UNIDENTIFIED JUROR: I don’t believe we did, no, sir. They were laying on the table. We noticed — I picked it up, and I did notice that it said copy, because I asked Rickie, I believe, ‘Did that say copy?’ He said, “Yeah.” And that was—
THE COURT: But you-all did not refer to them; is that correct?
(THE JURY ANSWERED “NO” COLLECTIVELY)
THE COURT: So it was the same as if you had not even had them in the room then; is that correct? -

UNIDENTIFIED JUROR: Correct.

Thereafter, the trial judge polled each juror individually, and each one agreed that they had not looked at the draft charges.

At the motion for new trial hearing, appellant presented the testimony of juror Cynthia Zavaleta. Zavaleta testified that one of the male jurors picked up one of the copies “and started looking through it, each page, and then he noticed that there was some writing on the sides, and he put it back.” She testified that the unidentified juror said “it looked different,” and showed it to the foreman. Zavaleta stated that the occurrence had no effect on her decision or on the jury’s deliberations.

The State called the foreman of the jury Katherine Harrison, who testified similarly. She recalled that the papers were on the table in the jury room when the jury arrived that morning to resume deliberations. She further recalled one male juror looking at the papers and commenting that “they had said ‘copy on them.” She explained that she “pulled them over in front of [her] and noted that it said ‘copy,’ and that was it.” To her knowledge, the unidentified juror did not read or open the charges. The foreman believed the documents were copies of the same charges given to the jury and was not aware of any differences in the charges. She testified that the occurrence had no effect on deliberations and was not discussed. The trial court subsequently denied appellant’s motion for new trial.

When jury misconduct is raised in a motion for new trial, whether misconduct has occurred is a decision for the trial court, and we will not disturb that ruling absent a clear abuse of discretion. See Short v. State, 995 S.W.2d 948, 954 (Tex.App. — Fort Worth, pet. ref d); Hernandez v.
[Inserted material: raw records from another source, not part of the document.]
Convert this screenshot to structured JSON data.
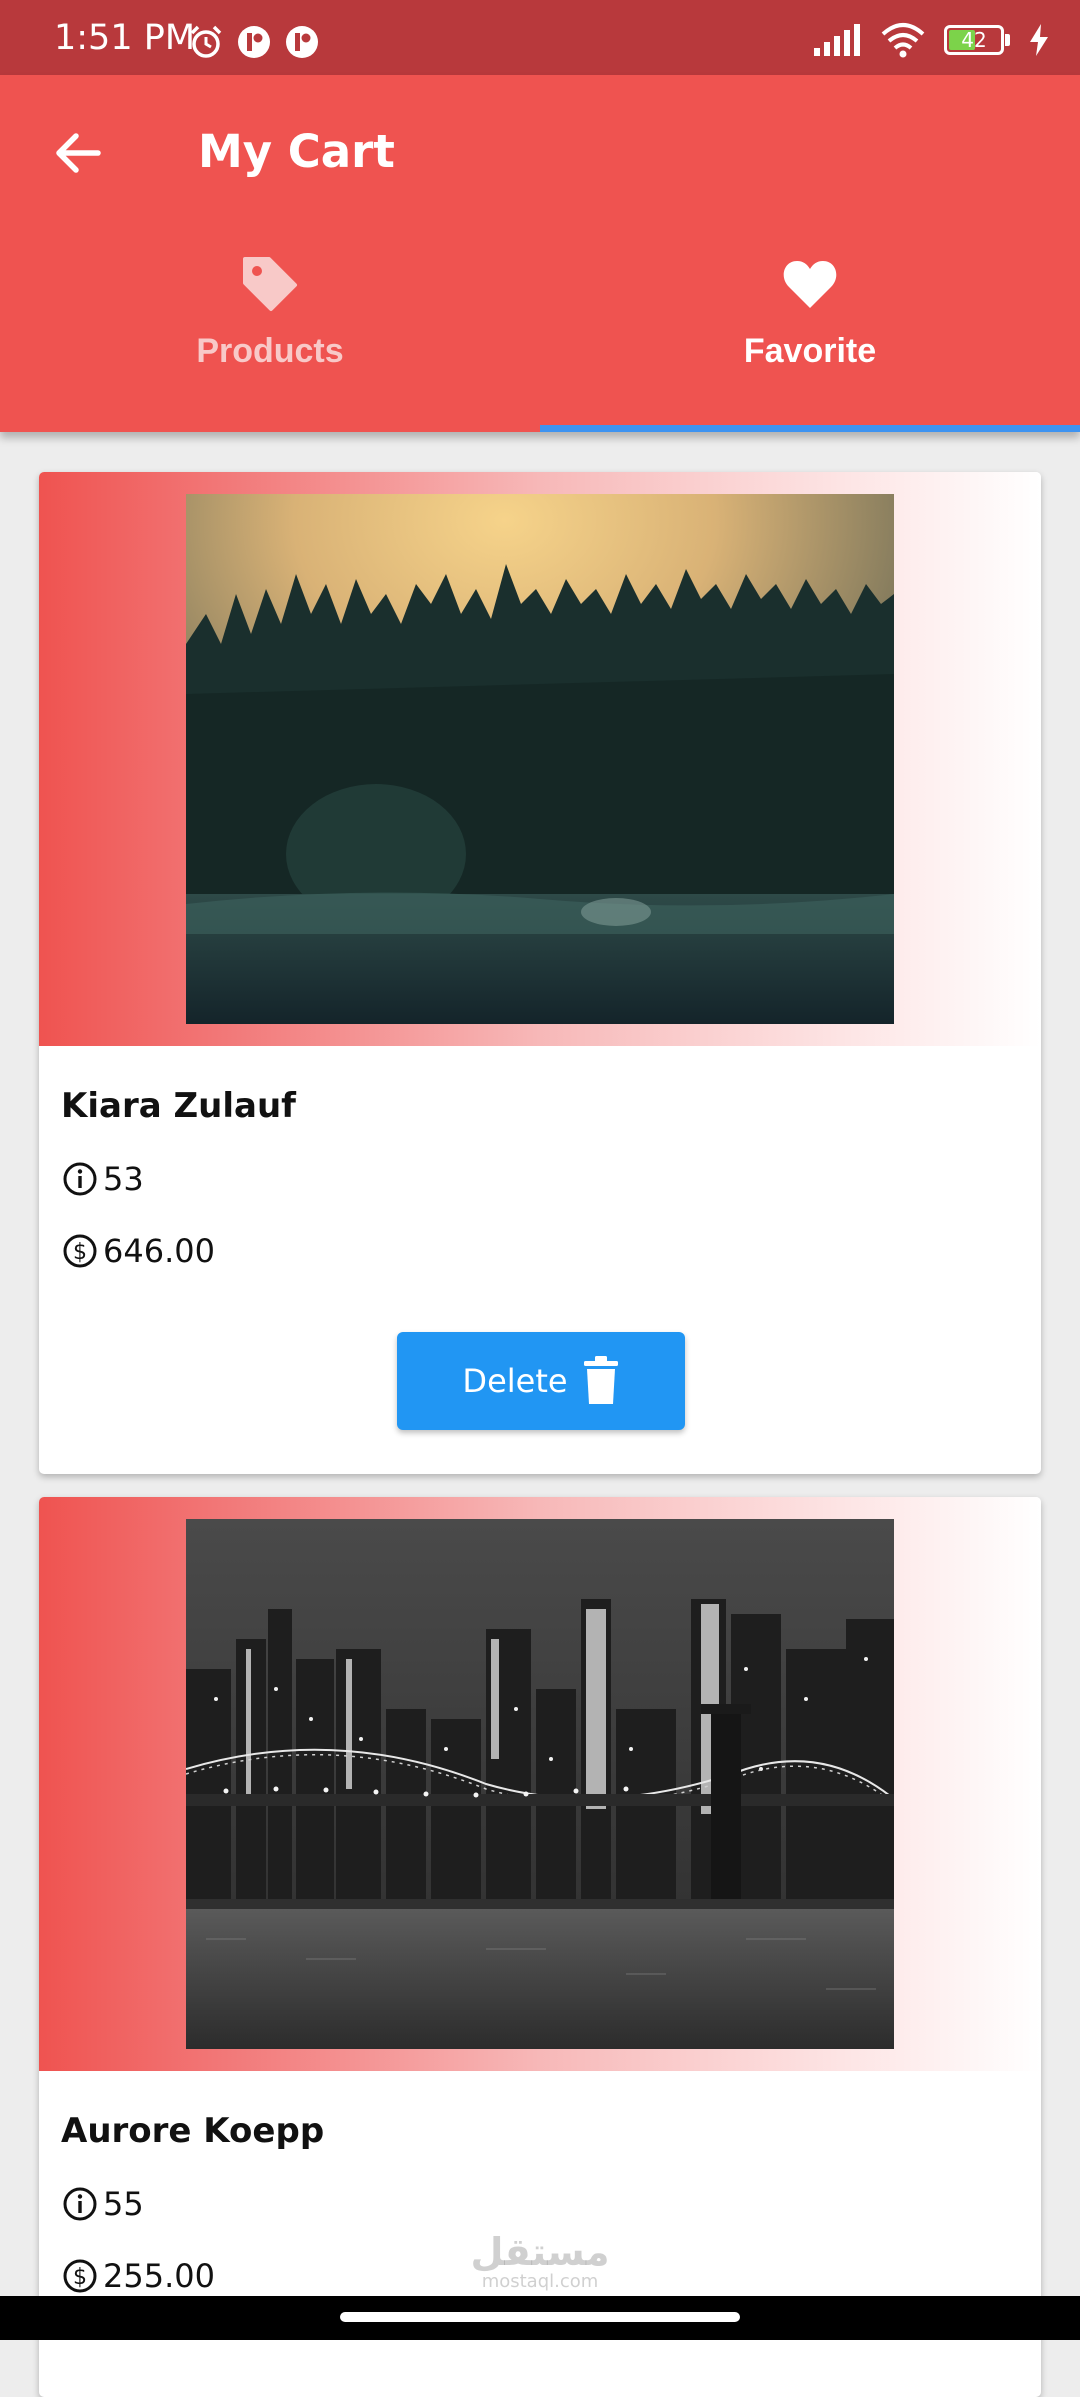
{
  "status_bar": {
    "time": "1:51 PM",
    "battery": "42",
    "icons": [
      "alarm-icon",
      "app-notification-icon",
      "app-notification-icon",
      "signal-icon",
      "wifi-icon",
      "battery-icon",
      "charging-icon"
    ]
  },
  "app_bar": {
    "title": "My Cart",
    "back_icon": "arrow-left-icon"
  },
  "tabs": [
    {
      "label": "Products",
      "icon": "tag-icon",
      "selected": false
    },
    {
      "label": "Favorite",
      "icon": "heart-icon",
      "selected": true
    }
  ],
  "colors": {
    "primary": "#ef5350",
    "status_bar": "#b8393c",
    "indicator": "#3d93f1",
    "button": "#2196f3"
  },
  "cards": [
    {
      "name": "Kiara Zulauf",
      "quantity": "53",
      "price": "646.00",
      "image": "forest at sunset",
      "delete_label": "Delete"
    },
    {
      "name": "Aurore Koepp",
      "quantity": "55",
      "price": "255.00",
      "image": "city skyline with bridge at night"
    }
  ],
  "watermark": {
    "arabic": "مستقل",
    "latin": "mostaql.com"
  }
}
State, 938 S.W.2d 503, 507 (Tex.App.— Waco 1997, pet. refd). A movant for a new trial based on jury misconduct must show that (1) misconduct occurred, and (2) the misconduct resulted in harm to the movant. See Garza v. State, 630 S.W.2d *296 272, 274 (Tex.Crim.App. [Panel Op.] 1981). The trial court is the sole judge of the credibility of the testifying jurors. Lewis v. State, 911 S.W.2d 1, 7 (Tex.Crim.App.1995). In the absence of pertinent findings, we must view the evidence adduced at the hearing in the light most favorable to the trial court’s ruling. See Quinn v. State, 958 S.W.2d 395, 402 (Tex.Crim.App.1997).

After reviewing the testimony of jurors Zavaleta and Harrison under the appropriate standard and because the trial court could have determined, after examining the credibility and demeanor of the testifying jurors, that no misconduct in fact occurred and that the incident had no injurious effect or influence on deliberations in this case, we cannot conclude appellant has satisfied his burden to show the jury received other evidence during deliberations that was detrimental to him. See Tex.R.App. P. 21.3(f), (g); Bath v. State, 951 S.W.2d 11, 17 (Tex.App. — Corpus Christi 1997, pet. ref'd), cert. denied, 525 U.S. 829, 119 S.Ct. 80, 142 L.Ed.2d 62 (1998). Accordingly, a new trial was not warranted and the trial court did not abuse its discretion by denying the motion on this basis. Point one is overruled.

In point two, appellant raises one of six instances of alleged ineffective assistance of counsel. In this instance, he contends trial counsel was ineffective by faffing to file a timely motion for new trial alleging that the jury viewed the incorrect drafts of the court’s charges. See Tex.R.App. P. 21.4(b).

To prevail on an ineffective assistance claim in any particular instance, appellant must satisfy the Strickland requirements. First, he must show that his counsel’s performance was deficient; second, he must show the deficient performance prejudiced the defense. See Strickland v. Washington, 466 U.S. 668, 687, 104 S.Ct. 2052, 2064, 80 L.Ed.2d 674 (1984).

The first component is met by showing appellant’s trial counsel made errors so significant he was not functioning as the “counsel” guaranteed by the Sixth Amendment to the United States Constitution. See id.